One real problem for them is what is called the “Cambrian explosion” where we have the sudden appearance of all these diverse and fully formed animals in the fossil record, with no evolutionary ancestors. It has been called “biology’s Big Bang.” As Dr. Jonathan Wells said, “...the Cambrian fossil record doesn’t start with one or a few species that diverged gradually over millions of years into genera, then families, then orders, then classes, then phyla. Instead, most of the major animal phyla—and many of the major classes within them—appear together abruptly in the Cambrian, fully formed . . . Whatever the source of the Darwinists’ convictions may be, it cannot be the Cambrian fossil evidence. They can only affirm their belief in Darwinian evolution in spite of the Cambrian fossil record, not because of it.”

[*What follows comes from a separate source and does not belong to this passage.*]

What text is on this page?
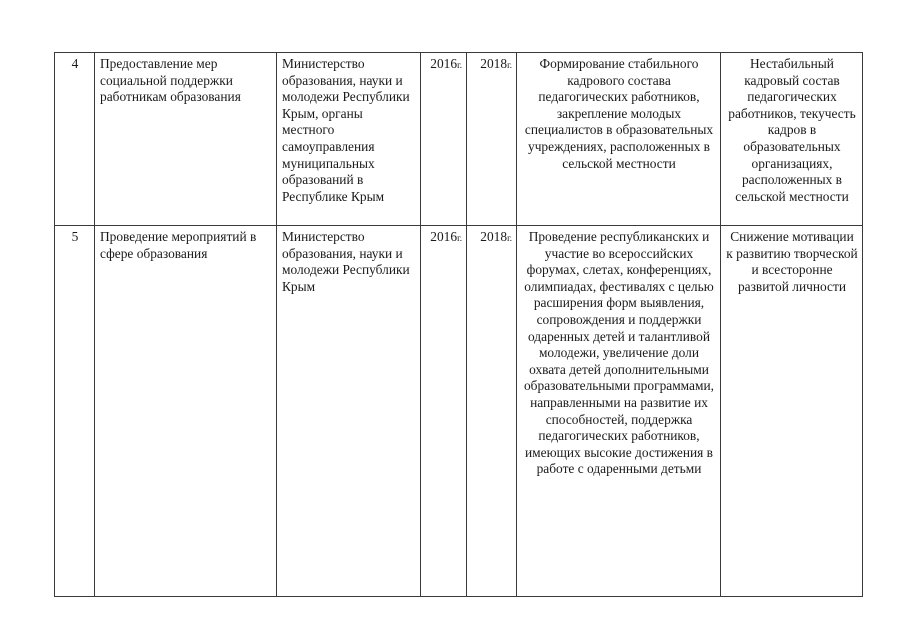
4	Предоставление мер социальной поддержки работникам образования	Министерство образования, науки и молодежи Республики Крым, органы местного самоуправления муниципальных образований в Республике Крым	2016г.	2018г.	Формирование стабильного кадрового состава педагогических работников, закрепление молодых специалистов в образовательных учреждениях, расположенных в сельской местности	Нестабильный кадровый состав педагогических работников, текучесть кадров в образовательных организациях, расположенных в сельской местности
5	Проведение мероприятий в сфере образования	Министерство образования, науки и молодежи Республики Крым	2016г.	2018г.	Проведение республиканских и участие во всероссийских форумах, слетах, конференциях, олимпиадах, фестивалях с целью расширения форм выявления, сопровождения и поддержки одаренных детей и талантливой молодежи, увеличение доли охвата детей дополнительными образовательными программами, направленными на развитие их способностей, поддержка педагогических работников, имеющих высокие достижения в работе с одаренными детьми	Снижение мотивации к развитию творческой и всесторонне развитой личности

And then, there are the “missing links.” As Dr. Jonathan Sarfati said, “While Darwin predicted that the fossil record would show numerous transitional fossils, even a century and a half later, all we have are a handful of disputable examples.”
And Dr. Monty White, “All the evolutionists ever point to is a handful of highly debatable transitional forms, whereas they should be able to show us thousands of incontestable examples.”
Evolution should have produced innumerable transitional forms, but that’s not what we find, and as usual they are unwilling to admit to the problem.
In the fossil record, we find abrupt appearance and stasis with the organisms found there, and that is why Gould and Eldrege came up with the Punctuated equilibrium theory—they claimed it could be explained by the transitions occurring quickly. Why did they feel the need to come up with such a theory?
Dr. Don Batten commented, “Recognizing the non-gradualist nature of the fossil record, in 1972 Gould and Eldredge published a radical new theory of evolution that supposedly fitted the observations of the fossil record. They described the fossil record as representing long periods of equilibrium or stasis (things staying much the same), which are punctuated by the relatively sudden appearance of new forms. Hence they dubbed their new theory ‘punctuated equilibrium’. Fossils showing transitions from one form to another are missing, and to establish the need for the new theory of evolution, Gould and Eldredge argued very forcibly against supposed examples of gradual change in the fossils.”
Dr. Gary Parker said, “Believe it or not, when it comes to fossils, evolutionists and creationists now agree on what the facts are. The overwhelming pattern that emerges from fossils we have found is summarized in the word stasis. Stasis and static come from the same root word, a word that means ‘stay the same.’ Gould and Eldredge are simply saying that most kinds of fossilized life forms appear in the fossil sequence abruptly and distinctly as discrete kinds, then show relatively minor variation within kind, and finally abruptly disappear . . . The most direct and logical inference (to a heart and mind open to the possibility) appears to be, it seems to me, creation, and variation within the basic created kinds. Differences such as extinction and decline in size and variety seem to point to the corruption [the fall] and catastrophe [the flood] in the created order, not at all to ‘upward, onward’ evolution.”
And then we can talk about “living fossils” (animals and plants that supposedly lived millions and even hundreds of millions of years ago that forgot to evolve and look the same as they do today). There are hundreds of these, from coelacanths to ginkgo trees.